Perhaps you’ve heard of siloing, which is a method of categorising content on your site, revolving around a central theme. You determine that theme and its sub-topics by looking at the target key/search phrases for your business and its relevant market. You then optimise your site’s internal PageRank by linking the “silos”, or as Microsoft would say, the “blocks”, together using rel=”nofollow” tags on pages that are unimportant in relation to the main theme. Ideally, this means that Google would crawl only the quality internal links to the site, and derive the PageRank successfully from the upper-tier pages. The thinking goes that on account of the nofollow tags, PageRank is siphoned off into the most “searchable” pages.

Now, in an exciting patent published by Microsoft in April, and reported on by Bill Slawski, search engines are striving from the other end to give pages value using an algorithm that takes into account both features of blocks or topic segments, as well as human input determining their importance among surrounding web pages. In other words, if webmasters silo their sites, Microsoft will combine a human’s pyramid of topic importance with “an algorithm that builds a statistical model based upon features of blocks” during the ranking process. Obviously, in this way, advertising is more effective, link value is more easily determined, top level pages can appear for less enabled mobile search devices, user interaction is improved and by extension, conversion rates rise.

Up until now, and certainly in our experience as an SEO company, the nofollow tag is best used with caution. Originally created to eradicate spam in blogger comment boxes, the tag has evolved into a tool that can (emphasis on can) be used to direct crawlers. SEOs have complained that Google is inadvertently forcing people to use it for improved rankings, while others state that Google still follows the links despite the tags; and in some cases, might not even strip the “link juice” out based on the trust of the landing domain and the quality of the anchor text.

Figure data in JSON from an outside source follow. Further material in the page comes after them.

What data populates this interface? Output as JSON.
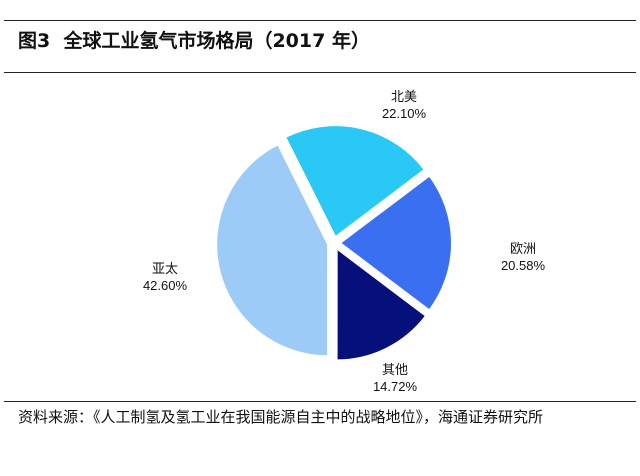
{
  "chart_data": {
    "type": "pie",
    "title": "图3  全球工业氢气市场格局（2017 年）",
    "slices": [
      {
        "label": "北美",
        "value": 22.1,
        "value_label": "22.10%",
        "color": "#29c8f5"
      },
      {
        "label": "欧洲",
        "value": 20.58,
        "value_label": "20.58%",
        "color": "#3a6ff2"
      },
      {
        "label": "其他",
        "value": 14.72,
        "value_label": "14.72%",
        "color": "#06107a"
      },
      {
        "label": "亚太",
        "value": 42.6,
        "value_label": "42.60%",
        "color": "#9ccbf8"
      }
    ],
    "exploded": true
  },
  "source": "资料来源：《人工制氢及氢工业在我国能源自主中的战略地位》，海通证券研究所"
}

Experiments with siloing and SEO have been inconclusive, but what we do know, is that it generally lessens the dilution of PageRank that occurs between internal pages of a site. If ranking algorithms now take into account interoperability between pages, external links will rise may value. If in the past crawlers have indexed “noise” pages but left them out of a site’s overall rankings, siloing has had a measure of success. Following Microsoft’s patent (and Yahoo! and Google’s corresponding steps) siloing could now be instrumental in the infrastructure of a navigable site.

“Slawski (wisely?) refrains from speculating on the macro impetus behind Microsoft’s venture into Block concepts, other than to say that he suspects they’re doing it in order to index more than just content. In other words, they’re looking to evaluate input fields, images, links connecting blocks and forms in a website, which is certainly avant-garde in terms of search engine capabilities. In a sense, (and if Microsoft pulls if off) it’s to every person’s benefit. In the future, sites may be ranked by taking into account the fundamental information on them, including their design elements, instead of the ad copy/privacy policy/about us/noise information that floats weightlessly on the site. Moreover, searchers can find the pages, because search engines can understand them.